For point 2, here's my suggestions:
  • don't directly explain the design rationale to the user, except, perhaps, at the very end of the session. (And, if there's a chance you might be bringing the user back in the future for another session, I suggest refraining from this altogether.)
    • however, it's great to encourage the user to verbalize what they're thinking as often & in as detailed a way as possible - I think getting them to disclose what they think the purpose is is a lot more informative & revealing
    • it's not the designer's job to defend the design to the user (that's the job of sales & marketing ;)
  • I would also suggest having at least some of your group of users start without any hand-holding/walkthrough whatsoever, to see what they do when left to their own devices.

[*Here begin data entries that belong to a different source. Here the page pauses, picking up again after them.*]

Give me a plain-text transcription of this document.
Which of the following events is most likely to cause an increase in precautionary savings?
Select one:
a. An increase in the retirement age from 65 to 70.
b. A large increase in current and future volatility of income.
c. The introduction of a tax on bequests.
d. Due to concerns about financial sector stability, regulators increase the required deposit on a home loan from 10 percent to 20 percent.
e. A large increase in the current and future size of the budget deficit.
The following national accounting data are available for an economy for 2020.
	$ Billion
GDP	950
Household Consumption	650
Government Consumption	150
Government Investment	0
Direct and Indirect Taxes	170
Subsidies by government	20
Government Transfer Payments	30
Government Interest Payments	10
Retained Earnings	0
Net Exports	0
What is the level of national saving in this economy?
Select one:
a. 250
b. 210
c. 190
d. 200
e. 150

    • at the beginning of the study, users should be clearly encouraged to do things in as natural a way as possible, trying to act as though the tester isn't there (of course, the act of testing invariably colors the results, to an extent)
    • this may seem unfair to the design & designer, but I think a lot more is to be learned about how people experience a design this way. (Most people use Help as a last resort, if at all - features that rely on Help to be understood will be very seldom used, and gathering this information is an important job of a test.) 
Finally, a couple overall suggestions:
  • unless the designer is very experienced at being a "reflective surface," I think it's preferable to have someone other than the designer be the moderator, the face of the test. It's often too hard for the designer to be completely dispassionate & distance their emotions & ego, and/or want to actively start solving new design problems then & there.
  • if the user is OK with it, record at least the audio of the sessions - audio+video is preferable, if you can get a good, steady picture of the screen/paper of the prototype, and encourage the user to actively point things out with mouse or finger, whatever will be picked up well by the recording
  • also try & have there be only one person in the room besides the user - more people tend to make users very self-conscious & quiet. More users can watch live via a usability lab one-way mirror, something like Skype screen casting, or just watch your recordings after the fact.
I hope this info is helpful, hope that I haven't presumed too much, and I very much look forward to the next edition!!